Heavily quantized Q2 GLM5 vs less quantized Q8 minimax 2.5/Q4 Qwen3.5 397b?

Posted by ImpressiveNet5886@reddit | LocalLLaMA | View on Reddit | 9 comments

How would say the quality compares between heavily quantized versions of higher parameter giant models like GLM-5-UD-IQ2_XXS (241GB size) vs similarly sized but less quantized and fewer parameter models like MiniMax-M2.5-UD-Q8_0 (243GB) or Qwen3.5-397B-A17B-MXFP4_MOE (237GB)?

[-]

JockY@reddit

Never Q2 for anything you care about, they start bad and become utterly dreadful at long contexts.

If you have sufficient VRAM for a Q8 of MiniMax then you also have sufficient RAM for the full FP8 model.
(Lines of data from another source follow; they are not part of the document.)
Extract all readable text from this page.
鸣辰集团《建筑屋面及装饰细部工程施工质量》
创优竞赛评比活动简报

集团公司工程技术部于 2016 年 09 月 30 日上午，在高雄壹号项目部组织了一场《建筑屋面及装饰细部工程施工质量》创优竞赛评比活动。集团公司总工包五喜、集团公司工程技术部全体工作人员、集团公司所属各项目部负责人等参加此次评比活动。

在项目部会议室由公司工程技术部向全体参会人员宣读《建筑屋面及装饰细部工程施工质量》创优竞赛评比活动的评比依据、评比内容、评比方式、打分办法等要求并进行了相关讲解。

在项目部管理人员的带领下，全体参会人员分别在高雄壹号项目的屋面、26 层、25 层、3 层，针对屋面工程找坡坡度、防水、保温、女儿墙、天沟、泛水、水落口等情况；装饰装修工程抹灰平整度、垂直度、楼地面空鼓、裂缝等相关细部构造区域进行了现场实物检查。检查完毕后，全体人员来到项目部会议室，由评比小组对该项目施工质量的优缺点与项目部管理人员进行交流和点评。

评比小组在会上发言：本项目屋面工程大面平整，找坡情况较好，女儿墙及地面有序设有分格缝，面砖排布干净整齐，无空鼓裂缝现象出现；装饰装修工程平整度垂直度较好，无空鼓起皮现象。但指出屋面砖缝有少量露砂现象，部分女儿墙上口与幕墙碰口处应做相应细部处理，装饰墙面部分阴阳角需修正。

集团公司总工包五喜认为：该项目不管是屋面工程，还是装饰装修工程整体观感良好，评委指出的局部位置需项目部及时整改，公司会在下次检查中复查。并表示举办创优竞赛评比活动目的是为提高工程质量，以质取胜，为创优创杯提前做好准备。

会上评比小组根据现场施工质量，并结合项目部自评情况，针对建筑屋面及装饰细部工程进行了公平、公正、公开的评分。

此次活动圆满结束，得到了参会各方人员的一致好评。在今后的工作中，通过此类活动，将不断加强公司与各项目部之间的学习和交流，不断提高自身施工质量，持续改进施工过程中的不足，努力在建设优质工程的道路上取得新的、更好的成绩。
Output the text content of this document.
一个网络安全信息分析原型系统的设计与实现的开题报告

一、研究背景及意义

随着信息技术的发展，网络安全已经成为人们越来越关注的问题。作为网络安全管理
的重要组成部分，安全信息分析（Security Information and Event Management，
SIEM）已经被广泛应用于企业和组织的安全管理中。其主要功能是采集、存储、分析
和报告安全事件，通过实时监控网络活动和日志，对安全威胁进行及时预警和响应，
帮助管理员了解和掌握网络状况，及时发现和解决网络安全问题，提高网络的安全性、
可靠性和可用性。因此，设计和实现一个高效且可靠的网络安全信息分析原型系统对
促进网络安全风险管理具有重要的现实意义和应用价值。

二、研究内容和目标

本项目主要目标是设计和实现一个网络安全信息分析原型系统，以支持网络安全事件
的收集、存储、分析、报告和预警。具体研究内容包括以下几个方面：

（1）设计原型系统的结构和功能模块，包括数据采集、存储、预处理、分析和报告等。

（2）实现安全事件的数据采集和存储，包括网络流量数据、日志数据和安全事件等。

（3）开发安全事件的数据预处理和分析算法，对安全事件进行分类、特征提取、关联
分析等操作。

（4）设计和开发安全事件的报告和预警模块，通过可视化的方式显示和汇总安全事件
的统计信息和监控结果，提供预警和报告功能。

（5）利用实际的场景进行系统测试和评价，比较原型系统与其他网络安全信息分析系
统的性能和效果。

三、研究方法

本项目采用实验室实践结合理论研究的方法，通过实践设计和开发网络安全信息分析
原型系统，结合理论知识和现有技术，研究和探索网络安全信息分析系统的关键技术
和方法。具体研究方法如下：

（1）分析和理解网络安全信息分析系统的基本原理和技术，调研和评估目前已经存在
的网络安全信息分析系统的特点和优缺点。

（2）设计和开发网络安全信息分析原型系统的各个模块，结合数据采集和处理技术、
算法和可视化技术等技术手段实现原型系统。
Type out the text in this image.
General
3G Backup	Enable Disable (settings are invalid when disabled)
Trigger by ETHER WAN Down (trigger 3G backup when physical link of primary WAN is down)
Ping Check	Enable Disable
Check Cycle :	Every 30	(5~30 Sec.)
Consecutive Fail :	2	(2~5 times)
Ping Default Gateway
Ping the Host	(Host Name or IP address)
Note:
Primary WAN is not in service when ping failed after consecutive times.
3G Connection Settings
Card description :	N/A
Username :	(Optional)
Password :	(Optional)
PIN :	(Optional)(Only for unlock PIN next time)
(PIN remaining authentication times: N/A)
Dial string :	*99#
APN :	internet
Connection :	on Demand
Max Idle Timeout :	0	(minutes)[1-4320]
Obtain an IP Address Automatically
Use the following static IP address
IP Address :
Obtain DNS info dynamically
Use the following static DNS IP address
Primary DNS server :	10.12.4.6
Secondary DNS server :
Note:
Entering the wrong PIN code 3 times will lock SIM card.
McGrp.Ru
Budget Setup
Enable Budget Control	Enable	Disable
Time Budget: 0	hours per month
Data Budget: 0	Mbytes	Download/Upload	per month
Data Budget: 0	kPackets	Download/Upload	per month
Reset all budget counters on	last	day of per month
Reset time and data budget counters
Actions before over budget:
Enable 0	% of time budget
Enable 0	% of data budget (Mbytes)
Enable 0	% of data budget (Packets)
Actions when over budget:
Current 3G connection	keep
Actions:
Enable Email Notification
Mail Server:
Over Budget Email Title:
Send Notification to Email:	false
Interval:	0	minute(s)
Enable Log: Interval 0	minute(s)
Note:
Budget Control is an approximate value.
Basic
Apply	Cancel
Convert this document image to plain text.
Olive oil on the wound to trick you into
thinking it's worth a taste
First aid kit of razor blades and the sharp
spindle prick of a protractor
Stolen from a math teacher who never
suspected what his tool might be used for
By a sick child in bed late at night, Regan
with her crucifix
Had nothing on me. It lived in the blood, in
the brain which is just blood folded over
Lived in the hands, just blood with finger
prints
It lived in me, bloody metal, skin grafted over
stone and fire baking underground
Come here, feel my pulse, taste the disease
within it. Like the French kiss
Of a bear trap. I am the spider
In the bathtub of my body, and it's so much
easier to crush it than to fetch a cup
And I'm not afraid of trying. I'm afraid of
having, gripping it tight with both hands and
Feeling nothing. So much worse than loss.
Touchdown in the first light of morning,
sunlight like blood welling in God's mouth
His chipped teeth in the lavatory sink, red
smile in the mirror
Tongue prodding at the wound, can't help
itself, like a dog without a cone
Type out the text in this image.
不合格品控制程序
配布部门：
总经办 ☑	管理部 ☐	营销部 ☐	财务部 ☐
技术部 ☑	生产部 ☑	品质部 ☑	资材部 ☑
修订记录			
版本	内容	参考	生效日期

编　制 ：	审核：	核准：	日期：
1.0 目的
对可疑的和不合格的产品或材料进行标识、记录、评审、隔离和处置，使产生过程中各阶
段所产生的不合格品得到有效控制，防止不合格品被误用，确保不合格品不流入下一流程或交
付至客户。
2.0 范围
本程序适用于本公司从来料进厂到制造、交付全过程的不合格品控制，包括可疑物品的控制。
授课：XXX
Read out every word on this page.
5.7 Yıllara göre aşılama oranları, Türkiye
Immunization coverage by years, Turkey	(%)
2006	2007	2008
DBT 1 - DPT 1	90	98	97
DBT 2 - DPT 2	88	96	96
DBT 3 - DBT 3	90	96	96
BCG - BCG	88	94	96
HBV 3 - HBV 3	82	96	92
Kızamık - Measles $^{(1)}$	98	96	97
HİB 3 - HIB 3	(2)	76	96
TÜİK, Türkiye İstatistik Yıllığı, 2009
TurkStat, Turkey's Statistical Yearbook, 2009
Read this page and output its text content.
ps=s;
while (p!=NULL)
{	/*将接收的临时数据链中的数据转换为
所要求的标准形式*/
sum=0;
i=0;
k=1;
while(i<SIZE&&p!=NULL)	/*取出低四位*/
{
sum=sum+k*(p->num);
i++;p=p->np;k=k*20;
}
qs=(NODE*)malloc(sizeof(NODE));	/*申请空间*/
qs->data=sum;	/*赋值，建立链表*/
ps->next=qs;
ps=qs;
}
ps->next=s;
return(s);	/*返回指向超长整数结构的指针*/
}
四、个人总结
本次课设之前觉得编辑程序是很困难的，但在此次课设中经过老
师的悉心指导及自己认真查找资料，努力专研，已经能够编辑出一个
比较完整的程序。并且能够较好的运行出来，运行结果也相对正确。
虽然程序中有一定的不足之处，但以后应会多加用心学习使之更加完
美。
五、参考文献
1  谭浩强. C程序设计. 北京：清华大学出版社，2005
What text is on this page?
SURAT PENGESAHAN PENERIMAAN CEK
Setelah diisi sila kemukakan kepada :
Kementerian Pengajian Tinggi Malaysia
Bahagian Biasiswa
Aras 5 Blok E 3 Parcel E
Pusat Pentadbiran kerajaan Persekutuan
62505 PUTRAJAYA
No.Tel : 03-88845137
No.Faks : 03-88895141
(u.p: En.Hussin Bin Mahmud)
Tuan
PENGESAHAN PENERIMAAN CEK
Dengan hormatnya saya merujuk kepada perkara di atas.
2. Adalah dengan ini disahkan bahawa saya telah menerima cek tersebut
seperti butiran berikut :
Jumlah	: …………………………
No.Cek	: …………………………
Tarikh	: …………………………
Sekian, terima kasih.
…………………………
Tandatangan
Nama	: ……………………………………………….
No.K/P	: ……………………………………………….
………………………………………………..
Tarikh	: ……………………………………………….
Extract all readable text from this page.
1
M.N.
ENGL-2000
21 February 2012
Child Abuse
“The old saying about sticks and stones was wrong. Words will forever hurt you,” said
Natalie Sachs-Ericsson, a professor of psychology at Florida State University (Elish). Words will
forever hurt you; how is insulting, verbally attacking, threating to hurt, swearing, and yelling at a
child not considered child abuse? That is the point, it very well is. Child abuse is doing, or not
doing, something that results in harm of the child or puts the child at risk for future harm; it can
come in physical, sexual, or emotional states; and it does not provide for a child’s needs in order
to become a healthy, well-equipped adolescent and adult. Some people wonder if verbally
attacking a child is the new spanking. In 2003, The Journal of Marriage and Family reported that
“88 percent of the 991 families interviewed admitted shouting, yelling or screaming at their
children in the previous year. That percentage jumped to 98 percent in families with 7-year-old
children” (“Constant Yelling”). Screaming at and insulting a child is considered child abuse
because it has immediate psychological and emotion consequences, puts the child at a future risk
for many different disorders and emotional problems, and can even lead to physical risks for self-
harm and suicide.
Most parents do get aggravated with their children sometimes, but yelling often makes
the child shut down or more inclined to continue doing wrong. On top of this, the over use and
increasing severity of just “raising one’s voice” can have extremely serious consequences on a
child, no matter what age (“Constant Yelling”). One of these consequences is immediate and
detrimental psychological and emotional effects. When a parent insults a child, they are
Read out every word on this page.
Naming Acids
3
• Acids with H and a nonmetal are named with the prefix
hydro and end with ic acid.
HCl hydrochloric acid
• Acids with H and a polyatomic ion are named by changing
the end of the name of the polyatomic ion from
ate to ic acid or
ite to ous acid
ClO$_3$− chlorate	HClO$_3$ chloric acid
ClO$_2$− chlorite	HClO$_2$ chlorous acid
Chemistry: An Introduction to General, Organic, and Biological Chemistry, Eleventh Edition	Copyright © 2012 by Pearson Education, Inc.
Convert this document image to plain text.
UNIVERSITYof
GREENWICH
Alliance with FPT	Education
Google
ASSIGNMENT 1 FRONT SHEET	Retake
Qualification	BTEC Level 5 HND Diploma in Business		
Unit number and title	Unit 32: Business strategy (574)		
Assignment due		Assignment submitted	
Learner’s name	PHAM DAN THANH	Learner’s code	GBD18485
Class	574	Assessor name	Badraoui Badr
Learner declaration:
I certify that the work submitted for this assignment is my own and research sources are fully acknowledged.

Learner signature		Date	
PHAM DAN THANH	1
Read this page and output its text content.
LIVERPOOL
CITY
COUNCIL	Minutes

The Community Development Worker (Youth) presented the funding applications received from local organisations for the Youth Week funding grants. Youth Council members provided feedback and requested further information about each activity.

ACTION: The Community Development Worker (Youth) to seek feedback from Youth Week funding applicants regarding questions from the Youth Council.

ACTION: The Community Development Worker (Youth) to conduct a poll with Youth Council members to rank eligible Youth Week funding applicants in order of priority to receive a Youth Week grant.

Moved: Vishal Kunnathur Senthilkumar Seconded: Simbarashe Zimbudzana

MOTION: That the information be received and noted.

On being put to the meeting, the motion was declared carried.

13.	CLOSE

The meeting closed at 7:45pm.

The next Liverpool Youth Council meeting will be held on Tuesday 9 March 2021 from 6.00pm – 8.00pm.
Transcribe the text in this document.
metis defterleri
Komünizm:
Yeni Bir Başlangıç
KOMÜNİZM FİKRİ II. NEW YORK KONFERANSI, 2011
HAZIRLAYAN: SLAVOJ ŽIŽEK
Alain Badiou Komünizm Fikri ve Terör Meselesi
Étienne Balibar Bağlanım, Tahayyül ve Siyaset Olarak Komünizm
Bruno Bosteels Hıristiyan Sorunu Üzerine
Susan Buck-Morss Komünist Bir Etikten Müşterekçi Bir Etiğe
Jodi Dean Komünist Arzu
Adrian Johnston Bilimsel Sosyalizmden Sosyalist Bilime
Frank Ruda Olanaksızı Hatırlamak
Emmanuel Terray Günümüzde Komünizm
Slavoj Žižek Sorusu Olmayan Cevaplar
You’d have to be smoking crack to use a GGUF when the native format of the model is FP8 and is well supported in vLLM.

[-]

ImpressiveNet5886@reddit (OP)

Sadly I don’t have enough vram to run things with vLLM :/ 40gb vram (3 gpus) with 256gb ddr4 ram, so I’ve been using llamacpp

[-]

AlexGSquadron@reddit

But I wonder if turbo quant would do anything in this case.

[-]

AlexGSquadron@reddit

That's crazy high amount, I am shocked 🤯. Anyways, I just rent the glm5.1. $270 yearly.

[-]

JockY@reddit

Yeah it’s a pretty sad state of affairs that the tech to run this stuff locally is out of reach for most people.

[-]

qubridInc@reddit

In most cases heavy quantization (Q2) hurts quality quite a bit. So a Q8 MiniMax or Q4 Qwen usually gives more reliable results than a huge model compressed to Q2, even if the original model is lar

[-]

EffectiveCeilingFan@reddit

I feel like this is a pretty classic question: high parameter count with small quant vs low parameter count with big quant. Here would be my initial guesses: I think Qwen3.5 MXFP4 would do the best. Q4 is a very good quantization level. Although, I think you should do UD-Q4_K_XL or IQ4_XL/NL. I've heard people having issues with MXFP4 Qwen3.5. I think MiniMax would come in second with GLM in third. I just don't think a Q2 can hold up in this arena. If you do any testing I'd be super interested in finding out, though!

[-]

LagOps91@reddit

wouldn't be so sure. huge models like that tend to quant gracefully. i think Qwen3.5 might be marginally better, but i wouldn't be surprised if Q2 GLM 5 beats Q8 Minimax M2.5 for most tasks.

[-]

Hanthunius@reddit

How about you do the testing and let us know?